Because of unresolved dependencies, installing pdf2htmlEX became challenging in recent Ubuntu.
I use pdf2htmlEX to make pdfs nicely readable in the browser. pdf2htmlEX relies on a custom version of the poppler library, and support for more recent versions of poppler has not been built into it yet. Since no new maintainer has been found, people started to look for alternatives to keep using pdf2htmlEX productively, without being forced to stay on old libraries systemwide. Docker containers are a solution for precisely such use cases.
I here describe the steps that it took me to get pdf2htmlEX running on Ubuntu 18.04.1 LTS; I was fine with a certain overhead (in time and space) for running it, but I wanted direct command-line interaction on individual files.
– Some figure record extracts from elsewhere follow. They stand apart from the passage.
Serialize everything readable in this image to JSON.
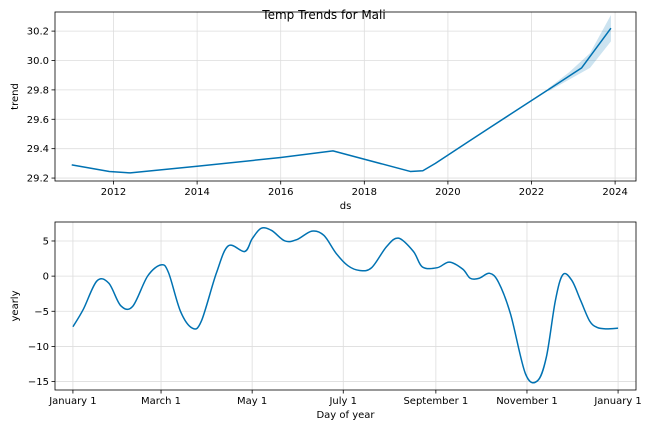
{
  "chart_data": [
    {
      "type": "area",
      "title": "Temp Trends for Mali",
      "xlabel": "ds",
      "ylabel": "trend",
      "xlim": [
        2010.6,
        2024.5
      ],
      "ylim": [
        29.18,
        30.33
      ],
      "xticks": [
        2012,
        2014,
        2016,
        2018,
        2020,
        2022,
        2024
      ],
      "xtick_labels": [
        "2012",
        "2014",
        "2016",
        "2018",
        "2020",
        "2022",
        "2024"
      ],
      "yticks": [
        29.2,
        29.4,
        29.6,
        29.8,
        30.0,
        30.2
      ],
      "ytick_labels": [
        "29.2",
        "29.4",
        "29.6",
        "29.8",
        "30.0",
        "30.2"
      ],
      "grid": true,
      "line_color": "#0072B2",
      "band_color": "#0072B2",
      "series": [
        {
          "x": [
            2011.0,
            2011.9,
            2012.4,
            2014.0,
            2016.0,
            2017.25,
            2019.1,
            2019.4,
            2019.7,
            2020.5,
            2021.5,
            2022.5,
            2023.2,
            2023.9
          ],
          "values": [
            29.29,
            29.245,
            29.235,
            29.28,
            29.34,
            29.385,
            29.245,
            29.25,
            29.3,
            29.45,
            29.635,
            29.82,
            29.95,
            30.22
          ]
        }
      ],
      "band": {
        "x": [
          2022.4,
          2022.9,
          2023.4,
          2023.9
        ],
        "upper": [
          29.81,
          29.92,
          30.05,
          30.31
        ],
        "lower": [
          29.79,
          29.87,
          29.95,
          30.13
        ]
      }
    },
    {
      "type": "line",
      "title": "",
      "xlabel": "Day of year",
      "ylabel": "yearly",
      "xlim": [
        -12,
        377
      ],
      "ylim": [
        -16.2,
        7.7
      ],
      "xticks": [
        0,
        59,
        120,
        181,
        243,
        304,
        365
      ],
      "xtick_labels": [
        "January 1",
        "March 1",
        "May 1",
        "July 1",
        "September 1",
        "November 1",
        "January 1"
      ],
      "yticks": [
        -15,
        -10,
        -5,
        0,
        5
      ],
      "ytick_labels": [
        "−15",
        "−10",
        "−5",
        "0",
        "5"
      ],
      "grid": true,
      "line_color": "#0072B2",
      "series": [
        {
          "x": [
            0,
            7,
            16,
            24,
            32,
            40,
            50,
            59,
            64,
            72,
            80,
            86,
            96,
            104,
            115,
            120,
            126,
            133,
            142,
            150,
            160,
            168,
            176,
            184,
            192,
            200,
            210,
            218,
            228,
            234,
            244,
            252,
            261,
            266,
            272,
            279,
            285,
            293,
            303,
            311,
            317,
            323,
            328,
            334,
            340,
            346,
            351,
            357,
            365
          ],
          "values": [
            -7.2,
            -4.7,
            -0.7,
            -1.0,
            -4.2,
            -4.3,
            0.0,
            1.6,
            0.5,
            -5.0,
            -7.4,
            -6.4,
            0.4,
            4.3,
            3.5,
            5.3,
            6.8,
            6.5,
            5.0,
            5.2,
            6.4,
            5.8,
            3.3,
            1.5,
            0.8,
            1.2,
            4.2,
            5.4,
            3.5,
            1.3,
            1.2,
            2.0,
            1.0,
            -0.3,
            -0.3,
            0.4,
            -0.9,
            -5.4,
            -13.9,
            -14.9,
            -11.5,
            -3.5,
            0.2,
            -0.6,
            -3.5,
            -6.4,
            -7.3,
            -7.5,
            -7.4
          ]
        }
      ]
    }
  ]
}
Since docker containers are isolated from the host system, this requires some extra steps.
First install docker; I used the snap version, so I ran:
snap install docker
Next, I pulled the prepackaged docker container by bwits:
sudo docker pull bwits/pdf2htmlex
For running pdf2htmlEX conveniently and (somewhat) securely,
you should be able to run docker as user;
this is not possible directly since docker uses Unix sockets owned by root
for communicating with containers.
But if you create a group
docker and add yourself to it,
the socket will be owned by that group instead.
sudo groupadd docker sudo usermod -aG docker $USER
You probably have to reboot (log out and restart the docker daemon) before
this takes effect, you can test it with
docker run hello-world.
If everything worked out, we can now run pdf2htmlEX as
docker run -ti --rm -v `pwd`:/pdf bwits/pdf2htmlex pdf2htmlEX [args] file.pdf
file.pdf in the current working directory.
Note that the application inside the container only gets access to the
the folder you map to
i.e., in the above command the current directory.